Tout ce que vous voudrez. Comment l'appelez-vous?

Ernest Reinhold. Ou je me trompe, ou son nom sera bientôt célèbre, car il sent ce qu'il compose.

Près d'une demi-heure s'écoula avant que l'aimable captive pût quitter le piano où la retenait l'admiration de ses auditeurs. Elle ne fut délivrée qu'au signal de la retraite donné par lady Hélène, l'heure habituelle du repos étant déjà passée.

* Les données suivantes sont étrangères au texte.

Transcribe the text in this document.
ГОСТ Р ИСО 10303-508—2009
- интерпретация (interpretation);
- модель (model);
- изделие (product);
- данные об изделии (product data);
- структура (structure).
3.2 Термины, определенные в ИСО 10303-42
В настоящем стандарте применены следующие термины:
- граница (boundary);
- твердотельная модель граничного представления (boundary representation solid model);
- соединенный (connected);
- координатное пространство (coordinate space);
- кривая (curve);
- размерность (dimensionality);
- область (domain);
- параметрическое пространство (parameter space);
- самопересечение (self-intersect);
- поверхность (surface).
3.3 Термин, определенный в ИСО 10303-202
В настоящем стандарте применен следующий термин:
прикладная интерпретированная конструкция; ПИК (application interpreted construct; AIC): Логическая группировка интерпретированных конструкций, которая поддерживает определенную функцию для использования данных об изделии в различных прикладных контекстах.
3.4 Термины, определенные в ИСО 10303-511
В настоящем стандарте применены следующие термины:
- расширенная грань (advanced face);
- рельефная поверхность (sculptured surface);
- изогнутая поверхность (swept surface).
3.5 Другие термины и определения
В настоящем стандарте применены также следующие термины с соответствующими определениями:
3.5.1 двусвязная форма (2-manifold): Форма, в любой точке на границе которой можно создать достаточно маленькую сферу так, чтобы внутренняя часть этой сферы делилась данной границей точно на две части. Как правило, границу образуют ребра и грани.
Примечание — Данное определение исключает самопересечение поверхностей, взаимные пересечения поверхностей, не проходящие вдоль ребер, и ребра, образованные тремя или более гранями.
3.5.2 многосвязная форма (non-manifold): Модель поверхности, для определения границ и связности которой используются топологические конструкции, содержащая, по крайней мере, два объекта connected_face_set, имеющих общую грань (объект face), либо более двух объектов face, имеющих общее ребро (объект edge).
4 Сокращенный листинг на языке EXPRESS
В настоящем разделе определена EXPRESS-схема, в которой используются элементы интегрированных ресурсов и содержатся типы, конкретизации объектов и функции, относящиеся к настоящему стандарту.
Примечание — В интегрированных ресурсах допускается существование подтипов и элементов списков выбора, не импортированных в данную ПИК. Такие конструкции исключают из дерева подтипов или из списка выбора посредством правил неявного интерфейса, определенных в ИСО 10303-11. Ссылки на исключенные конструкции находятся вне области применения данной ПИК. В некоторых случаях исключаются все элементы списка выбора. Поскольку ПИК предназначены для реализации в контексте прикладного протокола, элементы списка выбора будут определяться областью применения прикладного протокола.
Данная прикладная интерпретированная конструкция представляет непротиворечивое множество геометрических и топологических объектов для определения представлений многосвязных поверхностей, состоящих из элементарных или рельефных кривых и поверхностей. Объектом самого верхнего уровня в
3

Saint-Edmunds resta quelques minutes encore avec sir Charles et Edouard pour arranger l'emploi de sa matinée du lendemain, tandis que tous les deux seraient absorbés par la défense de leur influence dans le comté. On convint d'une expédition contre les perdrix et les lièvres en compagnie du garde, et là-dessus le jeune homme regagna ses quartiers en se disant qu'après tout la vie à Redburn n'était pas aussi ennuyeuse qu'il l'avait cru. Réflexion judicieuse et due sans nul doute à la conversation animée et aux yeux brillants de sa cousine Constance.

IV

Certes, la beauté de Constance était bien faite pour répandre un charme particulier autour d'elle. Pourtant, lecteur sceptique, n'imaginez pas que nous vantions l'éclat de ses yeux, la perfection sculpturale de son nez grec et la grâce de sa personne, uniquement parce que nous ne pouvons louer en elle des qualités d'un ordre supérieur. Son caractère est aussi heureux que son teint est transparent, et quant à son esprit, il n'a pas moins de finesse que la plus fine des aiguilles contenues dans ce charmant étui sur lequel on lit: Qui me néglige me perd. Ajoutez à cela qu'elle dirige admirablement la maison, qu'elle tient tous les comptes dans un ordre parfait, ce qui ne l'empêche pas d'être fort érudite, comme vous pourrez vous en convaincre, si jamais vous obtenez la faveur de pénétrer dans sa retraite. Là vous trouverez, entre un chien maltais pur-sang, un bel oiseau des Indes occidentales nommé Dandy et une foule de fleurs, un nombre considérable de livres. Non point de vos stupides romans, s'il vous plaît, mais des ouvrages sérieux, abstraits, d'histoire et de religion, en anglais, en français, en allemand et en italien; tous couverts de notes tracées d'une écriture fine et déliée. Mais, comme le monde européen a entendu parler de la belle Constance, nous ne prolongerons point cette inutile et imparfaite description de ses qualités, préférant de raconter sommairement les circonstances qui ont mis Cécile en contact avec elle.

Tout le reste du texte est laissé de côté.